PEKIN Tout en se voulant rassurante, la Chine a accru la sécurité mardi à trois jours des jeux Olympiques de Pékin, après l'attentat meurtrier de Kashgar la veille dans le Xinjiang , qu'elle semble vouloir attribuer à des islamistes ouïghours.

"Nous pouvons assurer la sécurité des Jeux olympiques (...), nous sommes préparés à faire face à toute sorte de menaces", a martelé le porte-parole du Comité d'organisation (Bocog), Sun Weide.

"Il y a un risque qui pèse sur la sécurité des Jeux olympiques, c'est pourquoi nous avons préparé des centaines de plans", a encore dit le porte-parole, sans autres précisions. Pour éviter tout drame pendant les Jeux (8-24 août), l'armée chinoise a déployé plus de 34.000 soldats, 121 avions et hélicoptères et 33 navires.

L'attentat de lundi contre des policiers a fait 16 morts à Kashgar, dans la région à majorité musulmane du Xinjiang (nord-ouest). L'attaque a été perpétrée par deux assaillants appartenant à l'ethnie ouïghoure, des musulmans turcophones, a affirmé la police chinoise.

A bord d'un camion, ils ont foncé sur un groupe de 70 policiers qui faisaient leur jogging matinal. Ils en sont descendus en lançant des engins explosifs artisanaux et ont poignardé des policiers.

Mardi, pour la première fois, le gouvernement a pointé du doigt des islamistes ouïghours.

"Sur les lieux, la police a trouvé deux couteaux utilisés lors de l'attaque et des documents de propagande appelant à la guerre sainte", a indiqué le ministère de la Sécurité publique dans un communiqué. Les policiers affirment avoir également retrouvé des composants d'engins explosifs similaires à ceux saisis lors d'un raid policier contre un camp du Parti islamique du Turkestan oriental (ETIM) en janvier 2007 au Xinjiang.

C'est la première fois que les autorités citent l'ETIM comme pouvant être impliqué dans l'attentat, l'un des plus meurtriers en Chine de ces dernières années.

Selon l'agence officielle Chine Nouvelle, les responsables régionaux de la sécurité avaient récemment recueilli des "éléments suggérant que l'ETIM prévoyait de mener des attaques entre le 1er et le 8 août". Sous la pression des Etats-Unis et de la Chine, le mouvement a été placé sur la liste de l'ONU des organisations terroristes.

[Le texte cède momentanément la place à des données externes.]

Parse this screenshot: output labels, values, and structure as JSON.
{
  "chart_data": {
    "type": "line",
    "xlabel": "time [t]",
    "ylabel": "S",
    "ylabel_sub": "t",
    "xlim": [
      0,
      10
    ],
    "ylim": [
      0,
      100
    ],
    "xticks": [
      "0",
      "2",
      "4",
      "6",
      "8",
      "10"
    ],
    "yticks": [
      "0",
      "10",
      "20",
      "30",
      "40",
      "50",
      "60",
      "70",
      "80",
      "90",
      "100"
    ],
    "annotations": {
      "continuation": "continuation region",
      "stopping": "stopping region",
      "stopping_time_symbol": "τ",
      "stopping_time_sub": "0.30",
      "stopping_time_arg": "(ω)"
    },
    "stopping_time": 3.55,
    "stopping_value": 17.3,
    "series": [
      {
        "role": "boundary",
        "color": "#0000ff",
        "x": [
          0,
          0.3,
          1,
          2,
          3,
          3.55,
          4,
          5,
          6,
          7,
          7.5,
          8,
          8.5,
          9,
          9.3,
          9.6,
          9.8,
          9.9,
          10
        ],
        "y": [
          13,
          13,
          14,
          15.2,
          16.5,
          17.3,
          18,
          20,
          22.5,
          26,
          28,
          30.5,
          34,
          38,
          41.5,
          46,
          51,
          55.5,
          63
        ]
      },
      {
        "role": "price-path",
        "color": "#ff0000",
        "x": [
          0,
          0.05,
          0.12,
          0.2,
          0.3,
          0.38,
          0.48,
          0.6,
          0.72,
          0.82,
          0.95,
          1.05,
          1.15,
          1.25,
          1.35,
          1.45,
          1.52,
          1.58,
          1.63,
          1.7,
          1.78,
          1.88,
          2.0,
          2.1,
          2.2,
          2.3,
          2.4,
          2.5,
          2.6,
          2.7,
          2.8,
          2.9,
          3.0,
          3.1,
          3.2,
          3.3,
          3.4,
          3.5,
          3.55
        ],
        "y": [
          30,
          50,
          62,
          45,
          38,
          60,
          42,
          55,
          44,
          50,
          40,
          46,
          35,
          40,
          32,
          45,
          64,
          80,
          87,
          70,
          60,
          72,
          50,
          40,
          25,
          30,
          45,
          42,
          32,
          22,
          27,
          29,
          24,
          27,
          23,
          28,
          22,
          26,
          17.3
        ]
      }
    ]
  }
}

Les autorités chinoises n'ont fourni que peu de détails sur les auteurs de l'attentat contre des membres de la police des frontières.

Le plus haut responsable de Kashgar a toutefois affirmé qu'ils "essaient de mener une guerre violente et psychologique contre les jeux Olympiques".
"Ils veulent transformer l'année 2008 en une année de deuil pour la Chine", a ajouté Shi Dagang, secrétaire du Parti communiste chinois local, lors d'un point de presse. M. Shi a annoncé que dix-huit "terroristes" étrangers ont été arrêtés cette année au Xinjiang, sans préciser leur nationalité.

Mardi à Kashgar, aux confins de l'Asie centrale et peuplée majoritairement de Ouïghours, des journalistes de l'AFP ont vu une ville sous tension.

Des policiers ont fait irruption dans la chambre d'un photographe de l'AFP et l'ont forcé à effacer les photos qu'il avait prises du site. Les journalistes sont en outre suivis constamment par des policiers en civil. Selon l'agence Chine Nouvelle, La police des frontières a présenté ses excuses mardi pour avoir molesté deux journalistes japonais arrivés au Xinjiang pour suivre ces évènements.

Un photographe du journal Tokyo Shimbun a été placé en détention lundi soir et frappé par la police, selon son employeur tandi qu'un journaliste de la télévision Nippon Television Network a été arrêté et projeté tête vers le sol, selon la chaîne.

Les contrôles routiers aux abords de la ville, à 4.000 km à l'ouest de Pékin, ont été accrus, de même que la vigilance dans tous les lieux publics de Kashgar, a indiqué Chine Nouvelle. Les patrouilles sont également plus nombreuses.